Ты будешь смеяться, мой князь | страница 40
Шаг.
Второй.
Збышек прищурился. К горлу что-то подкатило, и он шумно втянул ртом воздух.
На высоком кресте был распят человек. Распяли его вверх ногами и, видно, давным-давно – благо сам крест уже успел подгнить.
– Не пугайся, путник.
Збышек попятился назад, споткнулся и едва удержал равновесие.
– Что ты?.. – голос его прервался. – Что ты такое?
– Прошу… умоляю: сожги меня.
Збышек не двигался, только смотрел пристально.
– Черта ты отродье?
Распятый отвернул голову и тихо, меланхолично ответил:
– Смотря, что под чертом разуметь. С богословской колокольни это средоточие низких страстей, и от этого я далёк. Но есть и иной черт – в которого попы паганских истуканов переделывают. Тут уже можно порассуждать. Впрочем… впрочем, все это пустое.
– Что ты мне голову морочишь? – в сердцах бросил Збышек и шагнул ближе. – Живое ты или мертвое?
Лица у распятого не было. Была как бы голова, которую искусно вырезали из сердцевины дерева и отшлифовали до блеска. Безличье. Угадывались скулы, подбородок, форма черепа. От висков и верхней части лба отходили лучи, подобные короне или венцу, но иных черт не нашлось. Вместо бровей, вместо глаз, носа и рта блестела деревянная гладь, из недр которой и доносился голос.
Даже мантия, в которую чудовище одели перед казнью, казалась не тканью, а скульптурой ткани из морёного дуба.
– Дерево не движется, – заметило существо, – но солнцем дышит. Ручей течёт, но вода его мертва. Ты к каким меня отправишь?
Збышек нахмурился.
– Сожжешь ты меня? – не унималось чудовище. – Нет, так уходи, не томи душу.
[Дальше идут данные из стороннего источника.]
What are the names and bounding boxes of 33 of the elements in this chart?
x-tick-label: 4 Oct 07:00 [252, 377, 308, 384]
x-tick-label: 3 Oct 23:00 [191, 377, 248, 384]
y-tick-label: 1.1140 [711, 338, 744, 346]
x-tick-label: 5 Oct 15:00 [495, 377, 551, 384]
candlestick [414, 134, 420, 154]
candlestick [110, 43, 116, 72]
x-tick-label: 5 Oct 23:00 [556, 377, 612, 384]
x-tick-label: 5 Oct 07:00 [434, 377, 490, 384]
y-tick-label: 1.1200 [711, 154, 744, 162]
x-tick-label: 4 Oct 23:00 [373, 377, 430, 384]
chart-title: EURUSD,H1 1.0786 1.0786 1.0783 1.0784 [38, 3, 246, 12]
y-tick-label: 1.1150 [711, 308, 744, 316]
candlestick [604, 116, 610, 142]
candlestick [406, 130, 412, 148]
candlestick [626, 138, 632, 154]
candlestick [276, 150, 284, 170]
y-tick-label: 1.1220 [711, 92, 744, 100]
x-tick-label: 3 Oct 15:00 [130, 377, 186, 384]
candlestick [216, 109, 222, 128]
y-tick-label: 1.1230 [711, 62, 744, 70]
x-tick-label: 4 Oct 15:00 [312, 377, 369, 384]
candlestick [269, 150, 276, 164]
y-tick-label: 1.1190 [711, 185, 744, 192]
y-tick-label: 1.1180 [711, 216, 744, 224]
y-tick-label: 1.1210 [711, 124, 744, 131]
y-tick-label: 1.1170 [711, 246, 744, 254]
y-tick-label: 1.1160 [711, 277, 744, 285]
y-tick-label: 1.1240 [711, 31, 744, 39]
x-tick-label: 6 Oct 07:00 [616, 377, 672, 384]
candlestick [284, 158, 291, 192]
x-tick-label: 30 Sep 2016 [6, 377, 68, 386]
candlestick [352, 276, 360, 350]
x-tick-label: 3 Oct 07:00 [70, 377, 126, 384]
Веками висел, как паук в паутине, и ещё провешу.
Повисло молчание. Потрескивал факел, гулко капала вода с мокрой одежды Збышека.
– Молитву прочти, – глухо сказал он.
– Ты одним словам не веришь, но поверишь другим?
Збышек не ответил, и распятый сухо бросил:
– Твари не читают молитв.
Факел в руке Збышека опустился.
– Имя?
– А еще тебе что? – резко спросило чудище. – Родословную?
– Имя!
– Не бывает имен у тварей Вельзевула!
Еще постоял с мгновение Збышек, затем посмотрел на факел – посмотрел брезгливо, как на грязную палку – и положил на пол.
– Не встречал я прежде тварей Вельзевула… – он стал засучивать рукава. – Но сжечь свои телеса они бы, наверное, не просили.
Гвоздь не давался. Жилы на руке Збышека вздулись от напряжения, дыхания не хватало, но ржавый черт, что присоседил узкую ладонь мученика к перекладине креста, не вылезал.
– Не идёт, – прошептал Збышек и оглянулся по сторонам: не найдёт ли подходящий инструмент.